Speaking after Game 5 of the NLCS, Myers left open the possibility of a return to San Diego. Hey, the Padres have a vacancy at first base, after all.

"Sure," Myers said. "The window's open for anything."

But Myers also noted that he was ready to test the free-agent market for the first time in his career. The Padres will have no shortage of options at first base, including the possibility that they bring back Josh Bell or Brandon Drury, both of whom authored some meaningful October moments.

The likelihood of a Myers return probably rests a bit higher than 1-in-30, given the familiarity of the two sides. But it's still somewhat unlikely. Myers is beloved by fans and has been a steady presence in the clubhouse, but he still underperformed for much of his contract. As such, Myers will hit free agency, and he says he's merely looking to do what's best for him and his wife.

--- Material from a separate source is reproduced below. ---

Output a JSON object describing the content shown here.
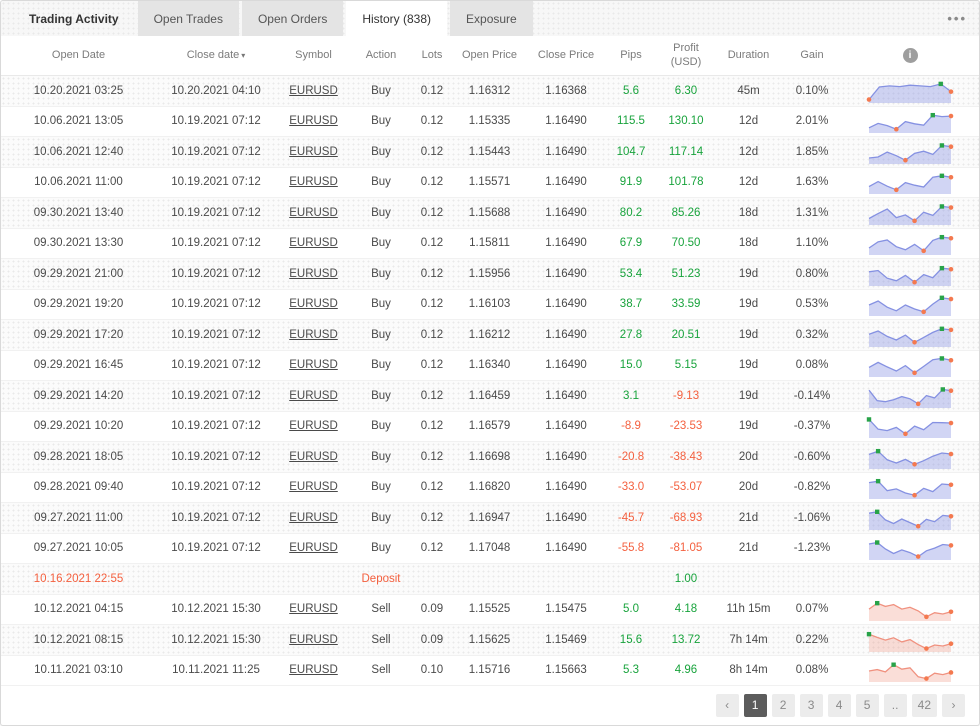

"I don't have a ton of expectations," Myers said. "I've never really experienced free agency. I'm looking forward to that, another side of the game. We'll see what happens. I really don't know. Maybe I come back to San Diego. Maybe it's somewhere else. Who knows?"

Myers spent much of the 2022 season battling injuries and played only 77 games, hitting .261/.315/.398. Once the team traded Eric Hosmer, Myers found a niche as a platoon first baseman, while also serving as a utility outfielder and a pinch-hit bat.

It's possible the Padres will look to bring him back in that type of bench capacity. But if so, they'd be looking to do so at an affordable rate. It's entirely possible Myers looks elsewhere for greater financial assurances.

If so, it'll end Myers' eight-year run in San Diego that featured its share of ups and downs. He was a hometown All-Star in 2016. He was part of playoff teams in 2020 and '22. He also had several seasons curtailed by injuries and lost his starting role multiple times due to underperformance. If Myers’ Padres tenure is indeed over, he’ll finish having hit .254/.330/.451 with 134 homers -- including 64 at Petco Park, one shy of Adrián González’s ballpark record.

"I have nothing but great things to say about San Diego -- the organization, the fans," Myers said. "It's been a lot of fun here. I've really enjoyed my time. There could've been some things where I played better at times. But all in all, nothing but great things to say about San Diego."

In his final regular-season home game, Myers was pulled in the eighth inning, and he left to a standing ovation. Decidedly unsentimental, Myers refused to envision that afternoon that it might be his final home game as a Padre. He predicted that his team would be back.

Sure enough, they were -- and they beat Los Angeles in a dramatic NL Division Series. After years of hurt at the hands of the rival Dodgers, no one appreciated that victory more than Myers. He partied in the clubhouse -- then he and his wife took to a nearby bar to buy drinks for Padres fans who were also reveling in the victory.

Myers stuck around long enough to see the Padres slay "that dragon up the freeway." His ultimate goal of bringing a World Series to San Diego? That never materialized. Called upon to pinch-hit in the ninth inning of NLCS Game 5, Myers struck out looking on a borderline pitch -- perhaps his final at-bat as a Padre. The team would strand the tying and go-ahead runs in scoring position.

"It's a tough way to lose it," Myers said afterward. "But I'm proud of everybody here."

When he finished speaking with reporters, Myers said a few goodbyes, packed his locker and left the Padres’ clubhouse after a baseball game for perhaps the final time.